Vinnie sticks Rupert’s hand into his lunch box. He moves Rupert’s hand around, first this way and then that way. “Pick out an easy one for Mom, Rupert. She’s in last place. I always thought boys are smarter than girls.”
Vinnie’s mom puts two fingers to her lips and lets go with a shrill whistle, “Hold on, Buster. Boys are not smarter than girls.”
“No need to get upset, Mom. I’m trying to help you out,” says Vinnie.
“I don’t want an easy question. I want the hardest question you have in the lunch box. I’ll prove girls are just as smart as boys.”
“That’s the spirit, Mom. Already, my game is more exciting than Clue, don’tcha think?” asked Vinnie.
“Vinnie’s dad glances at Vinnie’s mom, “Vinnie’s makes a point. Vinnie, I have a question about the game.”
“Sure, Dad. If I can’t answer it, either Rupert or Dexter can answer it. They helped me with the questions,” says Vinnie.
“When does the game end?” asks Vinnie’s dad.
“End? It doesn’t ever end. That’s what makes my game great, Dad. It never ends so there is no official loser. Problem is there is no official winner. Rupert is still working on the last part.”
Vinnie’s mom interrupts, “Vinnie, this doesn’t make sense. A game has to end. All games have winners and losers. Let’s play to ten points. The first person to get ten points is the winner. I think we can all agree to that.”

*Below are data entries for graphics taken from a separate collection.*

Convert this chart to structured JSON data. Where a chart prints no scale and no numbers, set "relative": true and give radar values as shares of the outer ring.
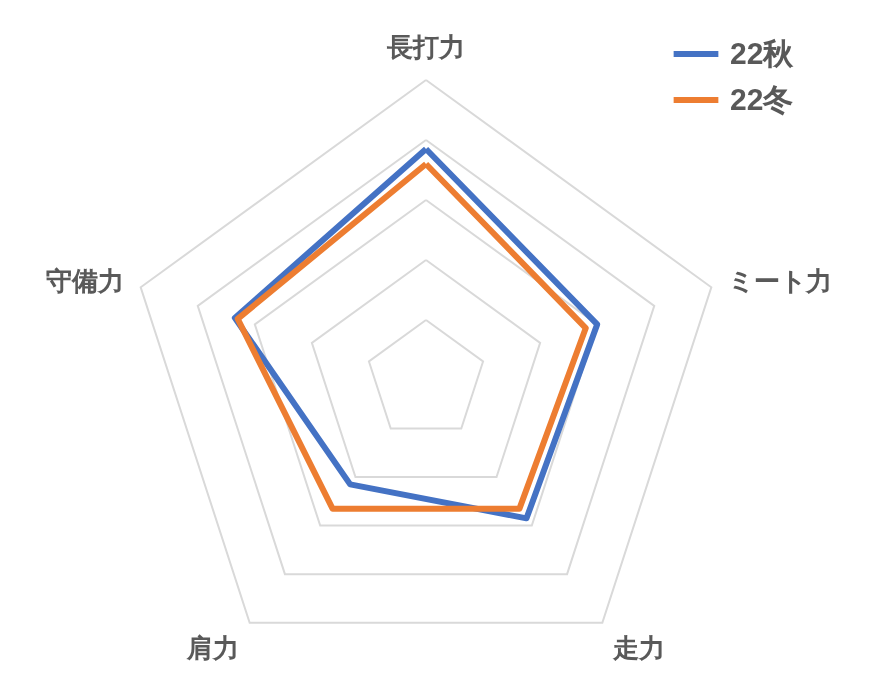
{
  "chart_data": {
    "type": "radar",
    "relative": true,
    "categories": [
      "長打力",
      "ミート力",
      "走力",
      "肩力",
      "守備力"
    ],
    "series": [
      {
        "name": "22秋",
        "color": "#4472c4",
        "values": [
          0.77,
          0.6,
          0.57,
          0.43,
          0.67
        ]
      },
      {
        "name": "22冬",
        "color": "#ed7d31",
        "values": [
          0.72,
          0.56,
          0.53,
          0.53,
          0.66
        ]
      }
    ],
    "grid": true,
    "legend": "top right"
  }
}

Vinnie shakes his head, “Mom, you’re thinking like an adult. You have to start thinking like a kid. If kids ruled the world we wouldn’t have wars or bad stuff going on. All that stuff comes from adults.”
“That’s pretty good, Vinnie,” says Vinnie’s dad.
“Quit taking Vincent’s side,” says Vinnie’s mom.
“I wasn’t taking Vinnie’s side. You have to admit he’s got a point, Dear,” says Vinnie’s dad.
Vinnie’s mom’s face turns a tad red, she turns to face Vinnie’s dad. She says, “I’ll grant you, Vinnie has a point. But who has been in charge? It’s boys who grew up to be men. I’d like to see woman rule the world for a change.”
Vinnie becomes bored with the conversation and slips away from the table and heads to the refrigerator. While he is away, Rupert keeps an eye on the players. Dexter follows Vinnie to the refrigerator. Vinnie opens the refrigerator door and stands in front of the open refrigerator staring at all the choices. There’s nothing he sees that he likes. If Dexter were taking a multiple choice test, he’d circle all the above. Vinnie removes a plate with two pieces of left over grilled chicken breast and tips the plate letting the chicken drop on the floor. He puts the empty plate back in the refrigerator. Closes the door and heads back to the table. Dexter stays behind eating his gourmet snack.
Vinnie climbs into his chair, “Where were we when the game got interrupted?”
Vinnie’s dad is happy to get out of a conservation where he was losing ground faster than a bob sled going downhill. “Uh, I’ll think about what you said, Dear. You make a good point. Vinnie, I asked you how we would know when the game ends.”
“Right, Dad. I told you it never ends. You just had a memory fail, Dad. Never mind, I’ll pick a hard question for Mom. If it’s too hard, Mom, I’ll put it back and keep pulling one out until you think you can answer it,” says Vinnie giving his mom his best helpful look.
Vinnie’s mom rolls her eyes and watches Vinnie stick his hand in his lunch box and squirrel it around. Vinnie pulls out a folded piece of paper. He carefully unfolds it and shows it to Rupert, “Do you think this is a good question for Mom, Rupert?”
Vinnie shakes Rupert so Rupert’s head moves. Vinnie’s mom silently prays, “Lord, we’d try for another child, but what if she was a he and he was a Vinnie clone? It is too much for any human to bear.”